El régimen franquista, con la siniestra figura de Ramón Serrano Suñer al frente, no organizó directamente la deportación de españoles a los campos de exterminio, pero su complicidad fue sanguinariamente efectiva. Franco y su gobierno cerraron las puertas del regreso y señalaron a los republicanos como 'rojos' ante las autoridades nazis. Entre julio y agosto de 1940, más de 100.000 españoles fueron registrados en suelo francés. Miles de ellos acabarían siendo marcados con el estigma de 'Rotspanier' —los de la España Roja— y empujados hacia las alambradas de Mauthausen, donde les aguardaba el horror.

El 5 de mayo de 1945, un trozo de tela improvisado colgaba sobre la entrada del campo de concentración de Mauthausen. En letras grandes, escritas a mano, decía: "Los españoles antifascistas saludan a las fuerzas liberadoras". No era un gesto de esperanza. Era un grito. Un último acto de orgullo de quienes lo habían perdido todo, salvo la dignidad.

Ochenta años después, esa pancarta sigue hablando. Habla por los más de 7.500 republicanos españoles que pasaron por Mauthausen, el campo de concentración al que los nazis llamaban, con macabra precisión, “el de los españoles”. De ellos, al menos 4.761 murieron, devorados por el hambre, la enfermedad, el trabajo esclavo… y el olvido.

La traición de Francia

Todo comenzó tras la derrota de la Segunda República. Medio millón de personas huyeron a pie, entre disparos, por la frontera con Francia. Pero la acogida no fue un refugio, sino otra trampa. Los llamaron "indeseables", los encerraron tras alambradas en la arena helada de Argelès o Gurs. El país que debía ofrecerles asilo, los empujó a elegir: o morir de miseria, o servir como carne de cañón en sus batallones.

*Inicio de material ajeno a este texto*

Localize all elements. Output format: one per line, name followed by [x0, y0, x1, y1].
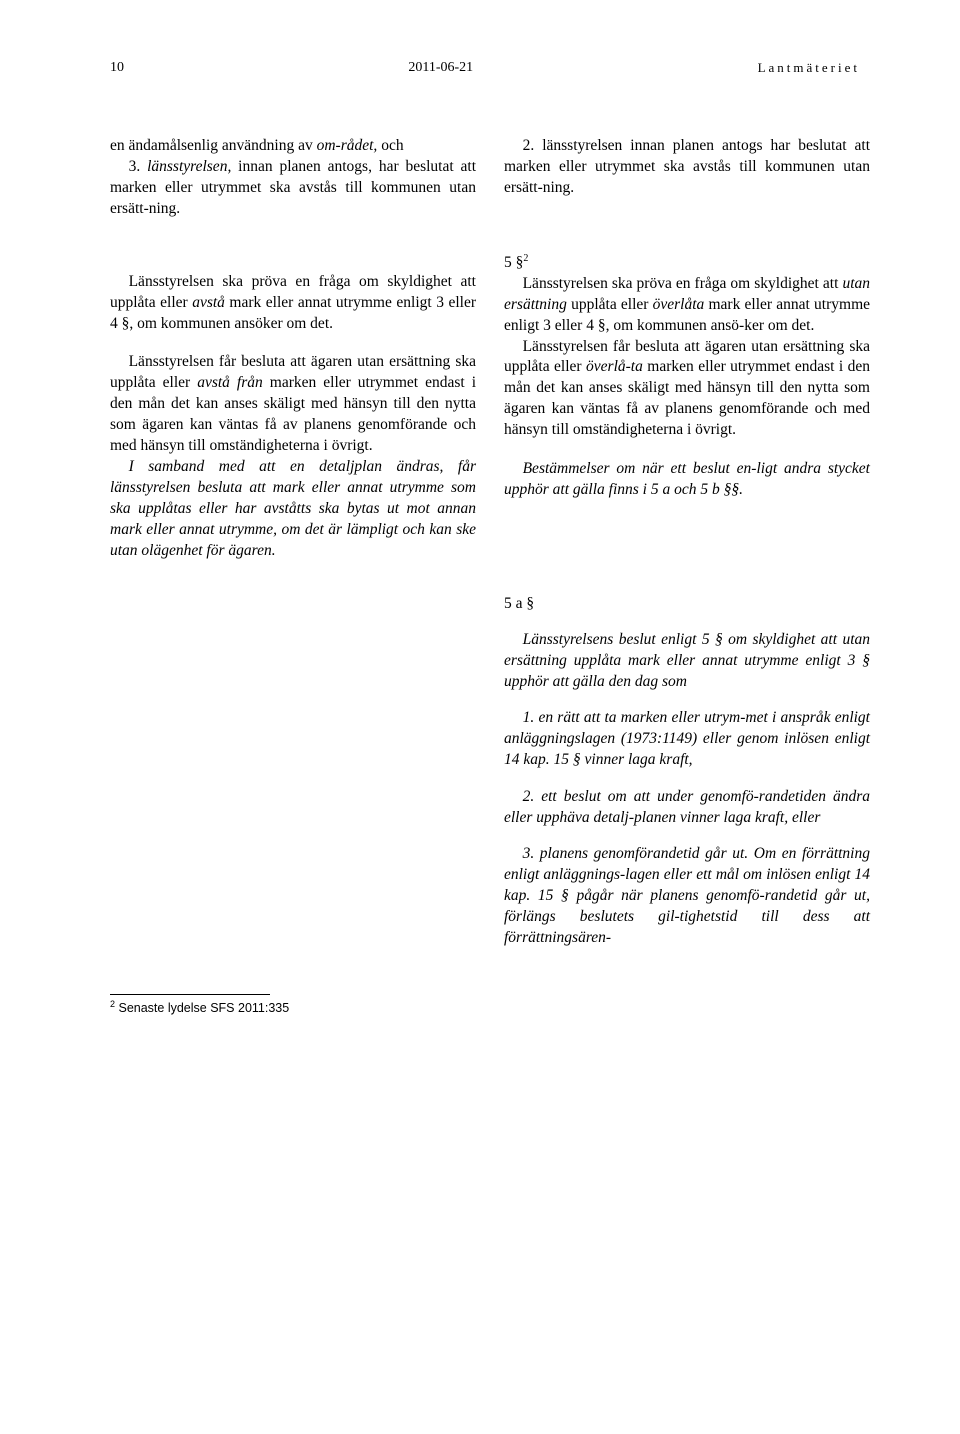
b1l-p2-it: länsstyrelsen,	[147, 158, 231, 175]
block-1: en ändamålsenlig användning av om-rådet,…	[110, 136, 870, 220]
section-5a: 5 a §	[504, 594, 870, 615]
b2r-p1: Länsstyrelsen ska pröva en fråga om skyl…	[504, 274, 870, 337]
page-header: 10 2011-06-21 Lantmäteriet	[110, 60, 870, 76]
b1l-p1-post: och	[377, 137, 403, 154]
block-2-left: Länsstyrelsen ska pröva en fråga om skyl…	[110, 252, 476, 562]
b2r-p1-mid: upplåta eller	[567, 296, 653, 313]
b2l-p2: Länsstyrelsen får besluta att ägaren uta…	[110, 352, 476, 457]
b2r-p3: Bestämmelser om när ett beslut en-ligt a…	[504, 459, 870, 501]
block-3: 5 a § Länsstyrelsens beslut enligt 5 § o…	[110, 594, 870, 964]
section-5-label: 5 §	[504, 254, 523, 271]
header-agency: Lantmäteriet	[758, 60, 860, 76]
footnote: 2 Senaste lydelse SFS 2011:335	[110, 999, 870, 1015]
b3r-p1: Länsstyrelsens beslut enligt 5 § om skyl…	[504, 630, 870, 693]
b2l-p1-it: avstå	[192, 294, 225, 311]
b1l-p1-it: om-rådet,	[317, 137, 378, 154]
b2r-p1-pre: Länsstyrelsen ska pröva en fråga om skyl…	[523, 275, 843, 292]
block-3-spacer	[110, 594, 476, 964]
block-1-right: 2. länsstyrelsen innan planen antogs har…	[504, 136, 870, 220]
b2l-p1: Länsstyrelsen ska pröva en fråga om skyl…	[110, 272, 476, 335]
block-2-right: 5 §2 Länsstyrelsen ska pröva en fråga om…	[504, 252, 870, 562]
b2l-p2-it: avstå från	[197, 374, 263, 391]
b2r-p2-it: överlå-ta	[586, 358, 643, 375]
section-5-footmark: 2	[523, 253, 528, 264]
b2r-p2: Länsstyrelsen får besluta att ägaren uta…	[504, 337, 870, 442]
b1l-p1-pre: en ändamålsenlig användning av	[110, 137, 317, 154]
b2r-p1-it2: överlåta	[653, 296, 705, 313]
page-number: 10	[110, 60, 124, 76]
b1l-p2: 3. länsstyrelsen, innan planen antogs, h…	[110, 157, 476, 220]
block-2: Länsstyrelsen ska pröva en fråga om skyl…	[110, 252, 870, 562]
b3r-p4: 3. planens genomförandetid går ut. Om en…	[504, 844, 870, 949]
page: 10 2011-06-21 Lantmäteriet en ändamålsen…	[0, 0, 960, 1434]
footnote-text: Senaste lydelse SFS 2011:335	[115, 1001, 289, 1015]
block-3-right: 5 a § Länsstyrelsens beslut enligt 5 § o…	[504, 594, 870, 964]
block-1-left: en ändamålsenlig användning av om-rådet,…	[110, 136, 476, 220]
footnote-rule	[110, 994, 270, 995]
b2l-p3: I samband med att en detaljplan ändras, …	[110, 457, 476, 562]
section-5: 5 §2	[504, 252, 870, 274]
header-date: 2011-06-21	[408, 60, 473, 76]
b1l-p1: en ändamålsenlig användning av om-rådet,…	[110, 136, 476, 157]
b3r-p3: 2. ett beslut om att under genomfö-rande…	[504, 787, 870, 829]
b1l-p2-pre: 3.	[129, 158, 147, 175]
b3r-p2: 1. en rätt att ta marken eller utrym-met…	[504, 708, 870, 771]
b1r-p1: 2. länsstyrelsen innan planen antogs har…	[504, 136, 870, 199]
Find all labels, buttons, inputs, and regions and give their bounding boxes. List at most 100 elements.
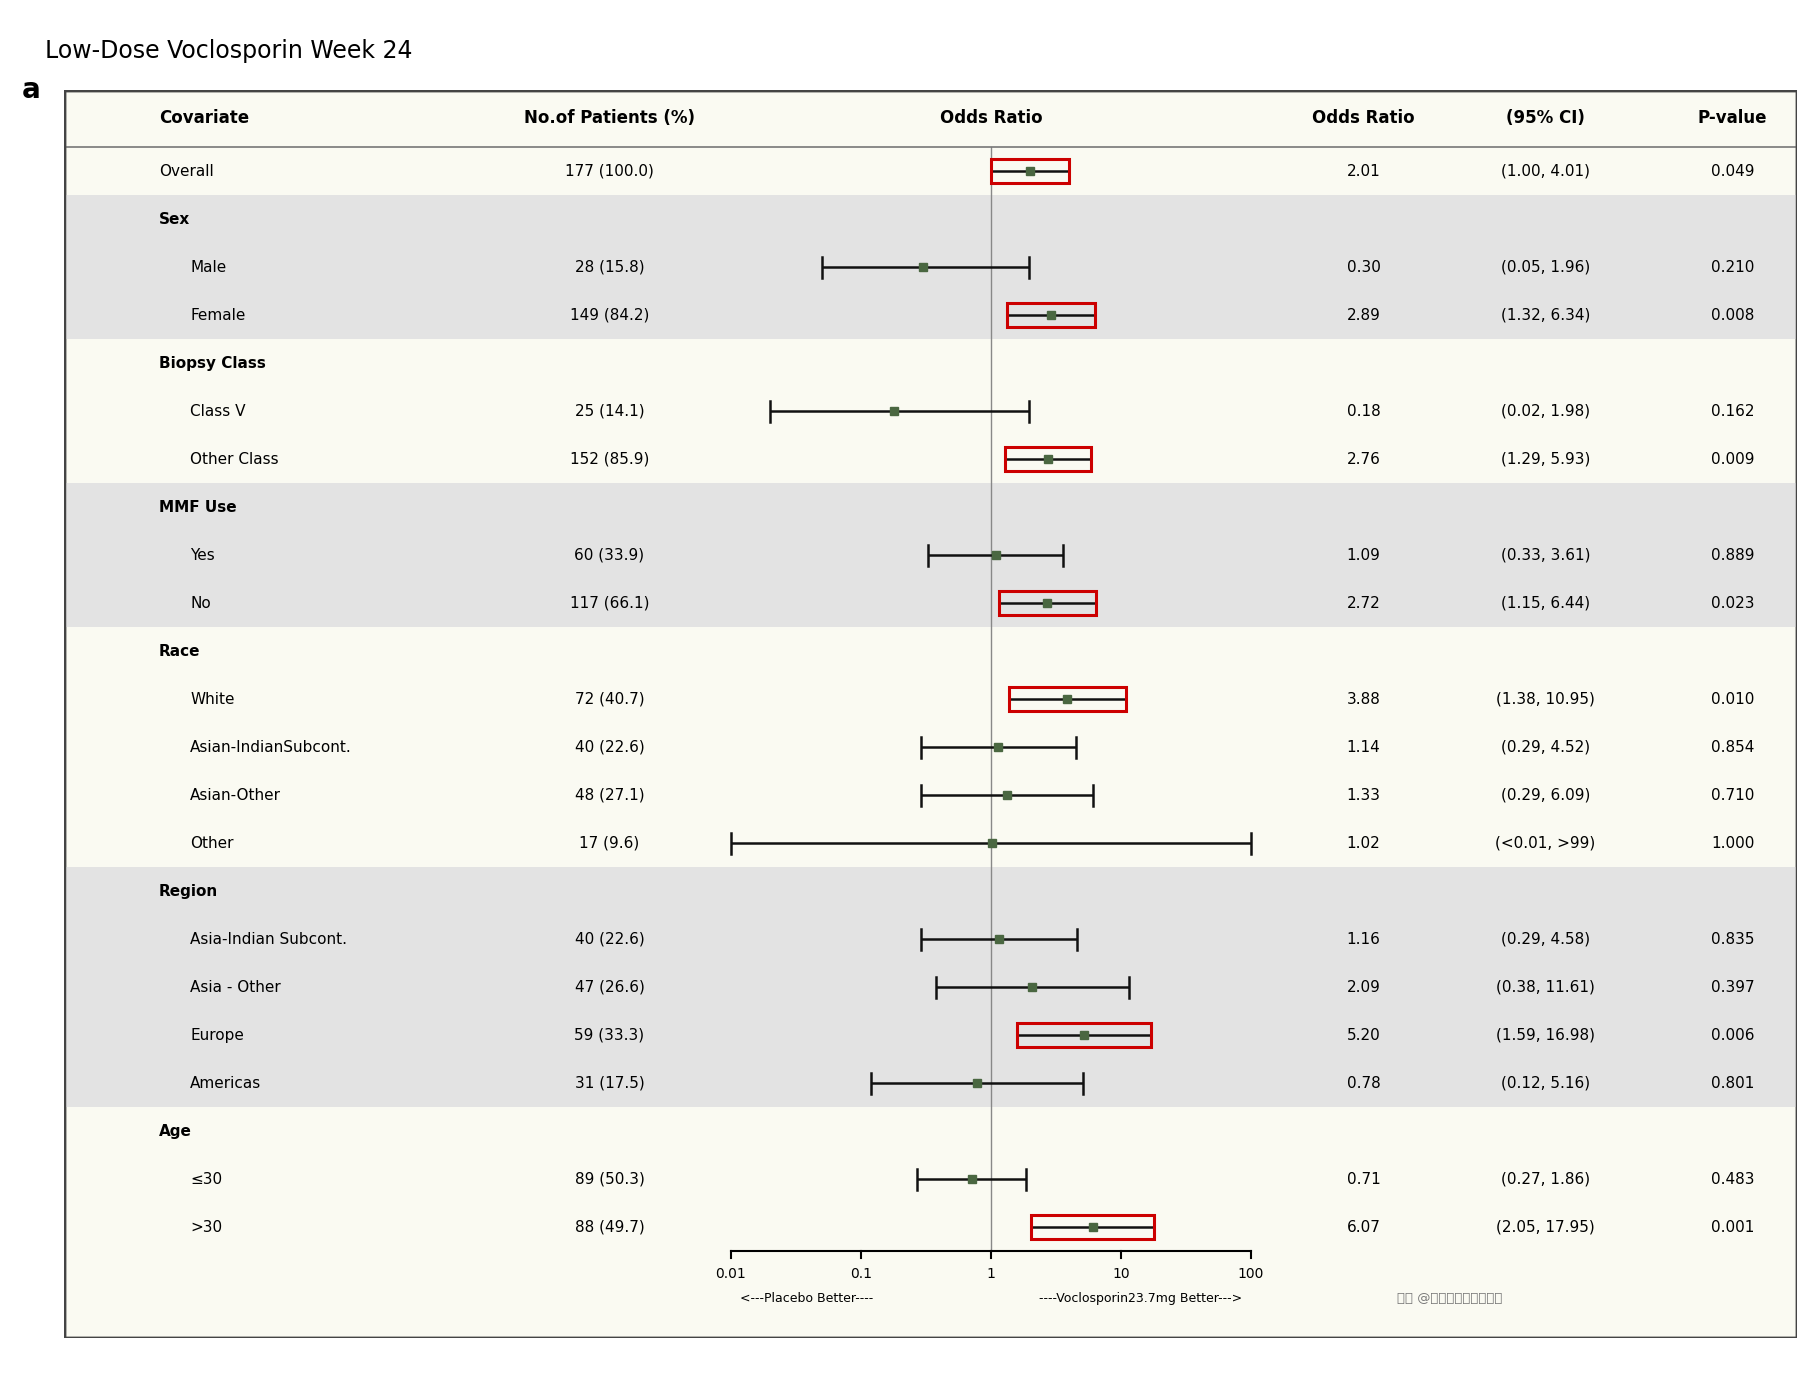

Mauthausen, un campo destinado a destruir

Y así fue como miles de españoles acabaron luchando contra el nazismo en tierras ajenas, sin bandera y sin futuro. Cuando Francia cayó, ellos no tenían embajada que los salvara. Capturados por la Wehrmacht, fueron etiquetados como “rojos españoles”, enemigos del fascismo, basura sin Estado. Alemania los mandó directamente al infierno: Mauthausen, un campo destinado a destruir.

Allí llegaron marcados con un triángulo azul invertido. Apátridas. Como si dejaran claro que ni vivos ni muertos tendrían lugar en el mundo.

El primer convoy partió desde Angulema en 1940. Iban familias enteras: hombres, mujeres, niños. Al llegar a Mauthausen, los nazis separaron a los hombres, los obligaron a formar filas y los deportaron. A sus mujeres y a sus hijos no se les volvió a ver. Solo 146 de esos primeros 927 hombres sobrevivieron.

Los españoles fueron destinados al trabajo más brutal: la cantera de Wiener Graben, donde se extraía granito para los delirios arquitectónicos del Reich. Cargaban piedras de hasta 50 kilos subiendo una escalera de 186 peldaños, la temida escalera de la muerte. Allí caían los más débiles. Si no morías por agotamiento, te empujaban. O te disparaban.

Muchos fueron trasladados a Gusen, el campo hermano de Mauthausen. Pero si Mauthausen era el infierno, Gusen era su sótano. Allí no había selección. Solo condena. La esperanza de vida de un deportado era de semanas. A veces, días.

También los llevaron a Hartheim, un castillo reconvertido en centro de exterminio. Allí no había hornos. Solo duchas. Pero del agua no salía nada. Los gaseaban. Muchos murieron sin juicio, sin nombre, sin historia. Pese a todo, resistieron. Organizados, se ayudaban unos a otros, compartían un trozo de pan, un susurro en español. Entre el barro y el miedo, mantenían viva la memoria de una República vencida pero no rendida.

Del campo al exilio

Cuando las SS huyeron en mayo de 1945, los españoles se encargaron de organizar la entrada de los aliados. No fue una liberación. Fue una conquista de los supervivientes. Pero España no los esperaba. Franco seguía en el poder. Volver era imposible. Así que muchos se quedaron en Francia. Sin medallas. Sin homenajes. Sin reconocimiento. Solo con la memoria. Esa que hoy, ochenta años después, seguimos desenterrando.

En 1962, los antiguos deportados españoles lograron levantar un monumento en Mauthausen. No fue un regalo institucional. Fue una suscripción popular. Lo pagaron ellos. Con lo que tenían. Cinco columnas de granito honran a los Rotspaniers —los “rojos españoles”— que nunca se rindieron, aunque el mundo les diera la espalda.